I've been in touch by phone and spoken to 'Juan', who speaks some English and was very helpful.

He confirms that they can carry out the work but they are waiting for a product from Hymer to spray.......... presumably under the van as in this similar post.

He will then email me for the 'revisión de humedades' which is €125, 'incluido el pulverizador'.

I'll let you know how I get on.

Barry


----------



## StanDup (Sep 12, 2008)

Well..... we took our B614SL to Caravanas Expo Gandia. On the scale of things, they are a small Hymer agent, with a few new and used vehicles, caravans, motorhome hire, small shop and storage.

We waited and watched as they took an 1h 20m (outside) to carry out the inspection which included spraying key areas under the van with the Hymer Stoneguard. In addition, they lubricated external locks, hinges, window stays, etc. 

They completed the Hymer documentation including the stamp at a cost of €125 (£105) and were pleased with the work, an excellent alternative to having it done at Brownhills before we left the UK. 

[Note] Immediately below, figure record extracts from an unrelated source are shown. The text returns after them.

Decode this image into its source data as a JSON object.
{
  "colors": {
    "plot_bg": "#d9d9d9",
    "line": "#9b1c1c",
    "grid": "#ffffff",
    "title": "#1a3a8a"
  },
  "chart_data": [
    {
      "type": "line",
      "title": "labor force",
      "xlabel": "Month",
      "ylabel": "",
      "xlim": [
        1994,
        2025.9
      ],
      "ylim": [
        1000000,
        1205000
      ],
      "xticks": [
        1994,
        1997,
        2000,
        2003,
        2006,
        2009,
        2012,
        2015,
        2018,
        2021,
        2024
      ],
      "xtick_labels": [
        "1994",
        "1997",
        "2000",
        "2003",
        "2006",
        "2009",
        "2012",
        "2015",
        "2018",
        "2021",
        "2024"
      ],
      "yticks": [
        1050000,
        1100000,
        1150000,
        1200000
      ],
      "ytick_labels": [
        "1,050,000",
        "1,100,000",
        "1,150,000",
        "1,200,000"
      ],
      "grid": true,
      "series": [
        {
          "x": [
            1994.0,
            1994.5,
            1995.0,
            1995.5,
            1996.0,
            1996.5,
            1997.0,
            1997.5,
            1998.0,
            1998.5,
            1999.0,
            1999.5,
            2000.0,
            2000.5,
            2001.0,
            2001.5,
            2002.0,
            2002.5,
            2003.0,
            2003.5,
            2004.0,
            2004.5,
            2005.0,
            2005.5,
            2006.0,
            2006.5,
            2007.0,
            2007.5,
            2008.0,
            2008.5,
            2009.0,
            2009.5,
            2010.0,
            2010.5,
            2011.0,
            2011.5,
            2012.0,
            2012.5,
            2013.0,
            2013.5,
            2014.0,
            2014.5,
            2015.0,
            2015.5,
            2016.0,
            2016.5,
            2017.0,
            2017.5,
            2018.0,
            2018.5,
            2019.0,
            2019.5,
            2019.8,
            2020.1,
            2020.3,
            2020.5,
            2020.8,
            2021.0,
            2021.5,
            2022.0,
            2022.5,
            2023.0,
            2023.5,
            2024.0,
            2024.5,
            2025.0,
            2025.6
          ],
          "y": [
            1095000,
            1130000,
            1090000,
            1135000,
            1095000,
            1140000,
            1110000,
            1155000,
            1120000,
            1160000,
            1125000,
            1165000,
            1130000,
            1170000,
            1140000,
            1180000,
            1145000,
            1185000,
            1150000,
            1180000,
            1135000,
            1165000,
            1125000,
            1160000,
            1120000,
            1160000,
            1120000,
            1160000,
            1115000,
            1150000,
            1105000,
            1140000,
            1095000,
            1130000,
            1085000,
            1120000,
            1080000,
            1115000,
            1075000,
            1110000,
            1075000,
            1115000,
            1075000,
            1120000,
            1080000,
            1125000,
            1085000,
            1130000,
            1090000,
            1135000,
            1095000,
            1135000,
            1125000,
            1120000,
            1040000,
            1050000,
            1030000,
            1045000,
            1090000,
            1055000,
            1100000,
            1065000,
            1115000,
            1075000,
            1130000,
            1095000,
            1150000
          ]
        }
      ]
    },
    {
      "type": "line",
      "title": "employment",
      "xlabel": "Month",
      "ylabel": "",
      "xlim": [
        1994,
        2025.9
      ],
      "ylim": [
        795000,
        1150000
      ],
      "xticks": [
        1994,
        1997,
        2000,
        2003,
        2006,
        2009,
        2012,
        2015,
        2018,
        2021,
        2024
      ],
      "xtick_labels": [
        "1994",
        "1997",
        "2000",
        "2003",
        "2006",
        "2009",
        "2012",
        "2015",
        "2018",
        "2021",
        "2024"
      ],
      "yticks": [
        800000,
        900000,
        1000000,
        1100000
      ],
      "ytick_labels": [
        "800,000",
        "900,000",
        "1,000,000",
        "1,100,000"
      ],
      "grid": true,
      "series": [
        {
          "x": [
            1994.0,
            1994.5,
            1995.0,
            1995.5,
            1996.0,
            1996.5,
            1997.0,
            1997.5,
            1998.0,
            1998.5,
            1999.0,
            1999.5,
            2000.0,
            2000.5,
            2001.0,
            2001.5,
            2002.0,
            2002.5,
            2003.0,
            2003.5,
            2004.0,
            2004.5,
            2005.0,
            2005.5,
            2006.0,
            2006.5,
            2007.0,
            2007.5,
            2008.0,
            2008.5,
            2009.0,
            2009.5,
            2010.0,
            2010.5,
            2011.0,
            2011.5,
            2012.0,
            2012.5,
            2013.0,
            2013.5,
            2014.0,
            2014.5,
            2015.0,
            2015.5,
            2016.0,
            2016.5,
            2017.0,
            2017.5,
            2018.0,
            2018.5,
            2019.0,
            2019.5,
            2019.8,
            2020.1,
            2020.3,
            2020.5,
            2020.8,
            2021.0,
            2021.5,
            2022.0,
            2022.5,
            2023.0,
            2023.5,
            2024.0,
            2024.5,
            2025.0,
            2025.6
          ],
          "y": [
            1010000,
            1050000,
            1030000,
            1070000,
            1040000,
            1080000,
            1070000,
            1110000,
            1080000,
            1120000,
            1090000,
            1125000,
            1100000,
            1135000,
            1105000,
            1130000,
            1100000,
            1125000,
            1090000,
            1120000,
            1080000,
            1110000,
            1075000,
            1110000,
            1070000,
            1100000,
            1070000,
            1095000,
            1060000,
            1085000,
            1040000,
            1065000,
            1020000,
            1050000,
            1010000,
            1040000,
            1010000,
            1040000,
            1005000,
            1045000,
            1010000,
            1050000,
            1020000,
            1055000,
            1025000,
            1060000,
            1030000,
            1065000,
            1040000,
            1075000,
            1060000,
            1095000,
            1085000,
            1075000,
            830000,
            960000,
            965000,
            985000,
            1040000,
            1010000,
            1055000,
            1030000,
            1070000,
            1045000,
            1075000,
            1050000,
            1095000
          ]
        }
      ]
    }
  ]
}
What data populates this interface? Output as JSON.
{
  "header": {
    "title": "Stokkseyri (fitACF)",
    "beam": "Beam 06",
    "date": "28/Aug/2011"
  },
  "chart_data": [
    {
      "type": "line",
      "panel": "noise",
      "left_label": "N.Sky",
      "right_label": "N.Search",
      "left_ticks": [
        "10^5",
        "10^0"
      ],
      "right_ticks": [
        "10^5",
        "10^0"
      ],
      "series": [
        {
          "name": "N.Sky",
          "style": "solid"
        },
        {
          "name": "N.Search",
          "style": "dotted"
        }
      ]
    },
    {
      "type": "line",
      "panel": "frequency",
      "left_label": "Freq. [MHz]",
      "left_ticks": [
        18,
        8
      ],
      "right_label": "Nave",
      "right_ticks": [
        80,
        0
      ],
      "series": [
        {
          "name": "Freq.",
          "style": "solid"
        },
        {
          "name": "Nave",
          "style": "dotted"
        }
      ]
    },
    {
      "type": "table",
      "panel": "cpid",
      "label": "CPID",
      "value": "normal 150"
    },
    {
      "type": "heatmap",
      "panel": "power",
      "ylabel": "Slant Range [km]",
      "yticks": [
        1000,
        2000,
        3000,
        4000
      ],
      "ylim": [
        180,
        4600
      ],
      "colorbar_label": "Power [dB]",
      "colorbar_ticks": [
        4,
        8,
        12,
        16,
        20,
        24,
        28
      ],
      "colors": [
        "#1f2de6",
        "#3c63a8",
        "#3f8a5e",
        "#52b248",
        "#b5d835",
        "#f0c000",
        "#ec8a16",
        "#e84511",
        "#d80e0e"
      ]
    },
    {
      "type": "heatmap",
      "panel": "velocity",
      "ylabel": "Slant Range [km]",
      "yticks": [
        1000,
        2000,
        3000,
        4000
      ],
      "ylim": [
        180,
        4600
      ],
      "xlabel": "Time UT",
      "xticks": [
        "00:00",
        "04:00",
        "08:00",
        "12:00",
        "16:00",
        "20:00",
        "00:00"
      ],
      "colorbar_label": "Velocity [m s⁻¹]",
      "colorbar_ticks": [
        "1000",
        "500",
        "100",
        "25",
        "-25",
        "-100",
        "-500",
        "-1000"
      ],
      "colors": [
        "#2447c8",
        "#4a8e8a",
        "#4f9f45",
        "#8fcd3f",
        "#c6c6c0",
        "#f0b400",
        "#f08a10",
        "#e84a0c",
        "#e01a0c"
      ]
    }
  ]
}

I'm not sure whether the scale of the business is such that they would struggle to deal with major repair projects ????

Barry


----------



## javea (Jun 8, 2007)

Barry,

Thanks for the heads up on your damp check at Caravanas Expo Gandia.
Took mine there this morning and, like you, I was very impressed with the thoroughness of Juan's work.

Mike


----------



## petermt (Aug 5, 2011)

currently in spain and would love to buy a B698 they have in stock but my lack of spanish and their lack of english means we really can not get through the process in sufficient detail - took our B544CL there last year to try to get the truma heating working and they looked at it and suggested we went to stimme in valencia which we did - 22 euro for a new thermostat


----------



## javea (Jun 8, 2007)

petermt said:


> currently in spain and would love to buy a B698 they have in stock but my lack of spanish and their lack of english means we really can not get through the process in sufficient detail - took our B544CL there last year to try to get the truma heating working and they looked at it and suggested we went to stimme in valencia which we did - 22 euro for a new thermostat


Yes, nice machine but I think you would have all sorts of problems buying it in Spain. To drive it back you would obviously need insurance, couldn't be done on your UK policy so the only way to arrange it would be to register and insure it in Spain. I bought a new car in Spain last year but couldn't pick it up until I had been registered on the Padron here and to do that you have to have a property here.

Only solution I can see would be to have it taken by transporter to your home in the UK and then start the registration process there.


----------